I personally see more mileage (pun intended) in fuel cell technology: refuelling is much faster than recharging,.

What I have not seen so far is attempts to store lightning. One flash can power a minor city for months, so if we could master than one we'd save a LOT of energy, but we're not capable of handling such a jolt, let alone store it.

Re:Sounds like BS to me (0)

Anonymous Coward | more than 3 years ago | (#36791572)

No one but you claims that it increases energy density.
What if there were some loss of power input/output during charging/discharging due to the connection between the wires and the actual battery?
Have you noticed that your batteries get hot when you carge/discharge them?

Re:Sounds like BS to me (0)

Anonymous Coward | more than 3 years ago | (#36792300)

changing the wires? they are giving aluminum a larger surface area by making it porous while maintaining strength allowing more of a chemical reaction from what i gathered. i call BS on your willingness to overcome skepticism.

Thanks for explaining that... (0)

Anonymous Coward | more than 3 years ago | (#36791470)

"Sumitomo Electric’s trial calculations indicate that in the case of automotive onboard battery packs, such replacement will increase battery capacity 1.5 to 3 times. Alternatively, with no change in capacity, battery volume can be reduced to one-third to two-thirds."

No shit, Sherlock.

Jesus Christ - do they have to spell it out?

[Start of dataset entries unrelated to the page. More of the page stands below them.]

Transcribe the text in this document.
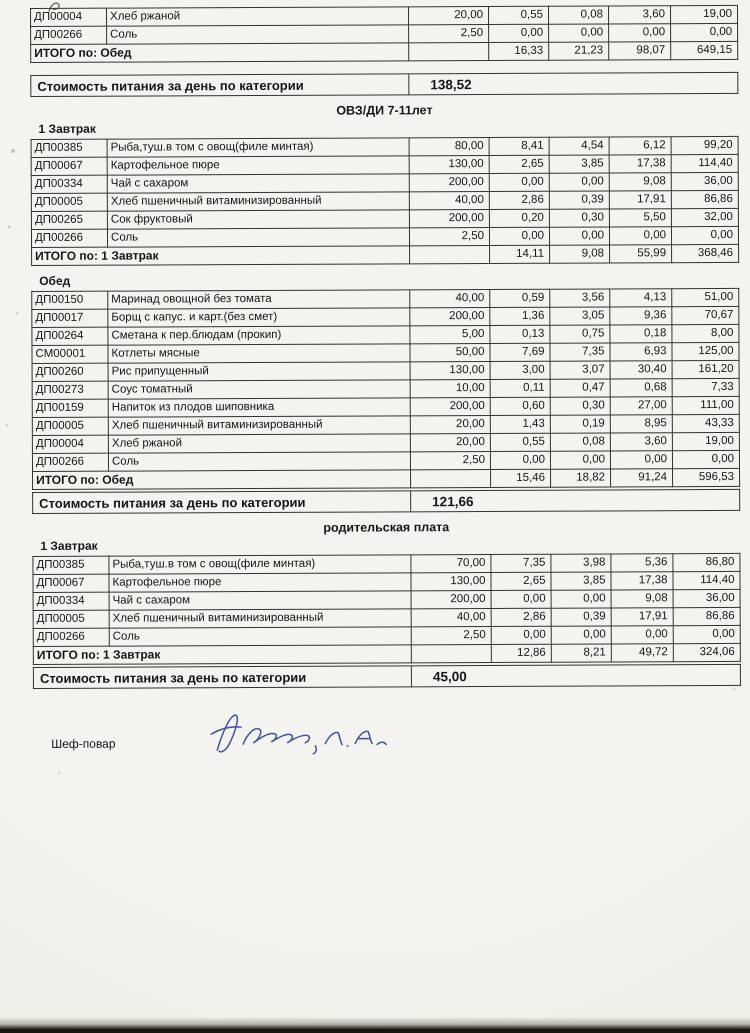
ДП00004	Хлеб ржаной	20,00	0,55	0,08	3,60	19,00
ДП00266	Соль	2,50	0,00	0,00	0,00	0,00
ИТОГО по: Обед			16,33	21,23	98,07	649,15
Стоимость питания за день по категории	138,52
ОВЗ/ДИ 7-11лет
1 Завтрак
ДП00385	Рыба,туш.в том с овощ(филе минтая)	80,00	8,41	4,54	6,12	99,20
ДП00067	Картофельное пюре	130,00	2,65	3,85	17,38	114,40
ДП00334	Чай с сахаром	200,00	0,00	0,00	9,08	36,00
ДП00005	Хлеб пшеничный витаминизированный	40,00	2,86	0,39	17,91	86,86
ДП00265	Сок фруктовый	200,00	0,20	0,30	5,50	32,00
ДП00266	Соль	2,50	0,00	0,00	0,00	0,00
ИТОГО по: 1 Завтрак			14,11	9,08	55,99	368,46
Обед
ДП00150	Маринад овощной без томата	40,00	0,59	3,56	4,13	51,00
ДП00017	Борщ с капус. и карт.(без смет)	200,00	1,36	3,05	9,36	70,67
ДП00264	Сметана к пер.блюдам (прокип)	5,00	0,13	0,75	0,18	8,00
СМ00001	Котлеты мясные	50,00	7,69	7,35	6,93	125,00
ДП00260	Рис припущенный	130,00	3,00	3,07	30,40	161,20
ДП00273	Соус томатный	10,00	0,11	0,47	0,68	7,33
ДП00159	Напиток из плодов шиповника	200,00	0,60	0,30	27,00	111,00
ДП00005	Хлеб пшеничный витаминизированный	20,00	1,43	0,19	8,95	43,33
ДП00004	Хлеб ржаной	20,00	0,55	0,08	3,60	19,00
ДП00266	Соль	2,50	0,00	0,00	0,00	0,00
ИТОГО по: Обед			15,46	18,82	91,24	596,53
Стоимость питания за день по категории	121,66
родительская плата
1 Завтрак
ДП00385	Рыба,туш.в том с овощ(филе минтая)	70,00	7,35	3,98	5,36	86,80
ДП00067	Картофельное пюре	130,00	2,65	3,85	17,38	114,40
ДП00334	Чай с сахаром	200,00	0,00	0,00	9,08	36,00
ДП00005	Хлеб пшеничный витаминизированный	40,00	2,86	0,39	17,91	86,86
ДП00266	Соль	2,50	0,00	0,00	0,00	0,00
ИТОГО по: 1 Завтрак			12,86	8,21	49,72	324,06
Стоимость питания за день по категории	45,00
Шеф-повар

What the heck is a EV battery? (1)

Moldiver (1343577) | more than 3 years ago | (#36791908)

Well colour me stupid but what the heck is a EV battery?

Re:What the heck is a EV battery? (2)

Kagetsuki (1620613) | more than 3 years ago | (#36792342)

Electric Vehicle

Re:What the heck is a EV battery? (1)

Moldiver (1343577) | more than 3 years ago | (#36792472)

Thanks - These 2 letter shorts drive me mad. What's so bad at writing e-car or electric car?